All these articles together strongly reduce the suitable locations for habitability.  Chances for complex life are even more rare.  The stakes in the cosmic lottery are higher than expected, and somehow, we won.

Sorry, sci-fi fans: that’s reality.  The safest place to explore space is to let your imagination ride on Starship Enterprise in your living room at sea level.

It was common in the Carl Sagan era to assume that, because there are so many galaxies and stars, life must be common throughout the universe.  Recent findings are challenging that assumption.  If only 10% of galaxies are suitable, and in those, only the outermost portions that have held onto their hydrogen, and in those locations, only certain star types don’t fry their planets, and of those planets, there’s an atmosphere that didn’t get blasted away by millions of planetesimal impacts, and the ones remaining have a magnetic field to deflect cosmic rays… you get the picture. The number of suitable locales plummets drastically. It becomes more plausible to believe that Earth is really, really special, a designed world, the focus of God’s care, just as the Bible says.

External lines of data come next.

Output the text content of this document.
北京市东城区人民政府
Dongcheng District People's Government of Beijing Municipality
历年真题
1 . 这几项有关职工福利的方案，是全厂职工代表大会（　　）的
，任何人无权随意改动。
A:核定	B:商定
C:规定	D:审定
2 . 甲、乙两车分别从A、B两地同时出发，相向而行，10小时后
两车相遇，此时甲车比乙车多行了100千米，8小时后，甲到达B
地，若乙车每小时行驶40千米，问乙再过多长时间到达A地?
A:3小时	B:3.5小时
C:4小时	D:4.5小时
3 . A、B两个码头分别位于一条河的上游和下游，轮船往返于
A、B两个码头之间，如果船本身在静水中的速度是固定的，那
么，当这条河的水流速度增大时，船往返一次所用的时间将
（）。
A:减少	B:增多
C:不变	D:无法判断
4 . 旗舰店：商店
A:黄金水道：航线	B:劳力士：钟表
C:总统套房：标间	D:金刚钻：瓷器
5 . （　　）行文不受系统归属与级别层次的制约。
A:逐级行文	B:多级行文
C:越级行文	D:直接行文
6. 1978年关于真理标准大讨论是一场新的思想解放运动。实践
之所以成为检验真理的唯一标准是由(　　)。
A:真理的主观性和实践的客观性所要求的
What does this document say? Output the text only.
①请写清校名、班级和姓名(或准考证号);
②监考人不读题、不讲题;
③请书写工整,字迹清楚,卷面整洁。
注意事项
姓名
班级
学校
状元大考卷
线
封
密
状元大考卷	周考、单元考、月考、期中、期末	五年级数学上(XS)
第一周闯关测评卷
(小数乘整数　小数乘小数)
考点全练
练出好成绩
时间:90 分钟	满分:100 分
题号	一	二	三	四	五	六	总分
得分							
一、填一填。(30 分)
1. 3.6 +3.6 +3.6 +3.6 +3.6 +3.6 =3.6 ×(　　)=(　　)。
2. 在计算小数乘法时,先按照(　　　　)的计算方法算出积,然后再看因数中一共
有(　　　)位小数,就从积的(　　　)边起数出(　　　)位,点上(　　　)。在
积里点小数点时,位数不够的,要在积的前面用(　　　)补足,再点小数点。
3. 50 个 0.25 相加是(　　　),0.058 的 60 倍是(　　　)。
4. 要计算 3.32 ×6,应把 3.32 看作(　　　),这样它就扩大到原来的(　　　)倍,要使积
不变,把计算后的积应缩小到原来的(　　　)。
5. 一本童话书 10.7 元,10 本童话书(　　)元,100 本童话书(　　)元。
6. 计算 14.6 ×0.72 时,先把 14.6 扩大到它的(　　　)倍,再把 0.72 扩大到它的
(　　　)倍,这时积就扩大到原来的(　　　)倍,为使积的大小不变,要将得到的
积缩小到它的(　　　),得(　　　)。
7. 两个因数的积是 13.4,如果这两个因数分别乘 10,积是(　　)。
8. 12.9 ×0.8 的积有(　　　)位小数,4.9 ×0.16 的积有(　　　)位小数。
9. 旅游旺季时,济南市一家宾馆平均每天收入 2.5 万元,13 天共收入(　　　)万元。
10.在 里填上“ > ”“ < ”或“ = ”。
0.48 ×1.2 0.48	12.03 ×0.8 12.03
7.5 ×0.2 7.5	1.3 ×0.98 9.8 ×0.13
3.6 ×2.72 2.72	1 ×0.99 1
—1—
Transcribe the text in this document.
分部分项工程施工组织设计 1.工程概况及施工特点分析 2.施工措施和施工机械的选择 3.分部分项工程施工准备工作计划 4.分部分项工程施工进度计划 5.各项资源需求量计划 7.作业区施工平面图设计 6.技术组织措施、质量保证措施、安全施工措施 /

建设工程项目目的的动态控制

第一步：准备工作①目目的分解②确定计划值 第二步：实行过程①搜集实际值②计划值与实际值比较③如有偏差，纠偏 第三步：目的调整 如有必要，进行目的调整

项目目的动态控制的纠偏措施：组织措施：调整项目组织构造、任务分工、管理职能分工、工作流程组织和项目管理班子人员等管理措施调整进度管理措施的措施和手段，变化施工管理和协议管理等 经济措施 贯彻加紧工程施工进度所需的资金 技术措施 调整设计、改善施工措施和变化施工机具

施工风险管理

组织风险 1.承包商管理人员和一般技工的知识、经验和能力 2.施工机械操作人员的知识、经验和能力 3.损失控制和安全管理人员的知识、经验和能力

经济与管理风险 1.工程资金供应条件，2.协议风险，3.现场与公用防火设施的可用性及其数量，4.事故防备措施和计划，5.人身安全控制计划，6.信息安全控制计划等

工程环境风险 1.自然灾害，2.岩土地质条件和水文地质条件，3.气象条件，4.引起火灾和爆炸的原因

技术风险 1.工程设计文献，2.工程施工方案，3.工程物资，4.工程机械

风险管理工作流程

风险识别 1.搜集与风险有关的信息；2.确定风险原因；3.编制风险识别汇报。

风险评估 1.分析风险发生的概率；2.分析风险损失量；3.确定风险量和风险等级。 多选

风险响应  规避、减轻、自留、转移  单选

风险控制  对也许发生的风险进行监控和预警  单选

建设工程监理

We see a number of additional factors affecting habitability in these articles.  Our list of factors last time was 12 (8/15/14).  It’s getting hard to keep up.  The shortcut is to change your religion from the cult of SETI to the Word of God.  “In the beginning, God created the heavens and the earth” is just as plausible today as it was thousands of years ago.  We live on a created Earth that God formed to be inhabited (Isaiah 45:18).  With that knowledge, we can have confidence that Earth is within His sovereign plan, and will be protected till the time He has determined (II Peter 3), to create new heavens and a new earth.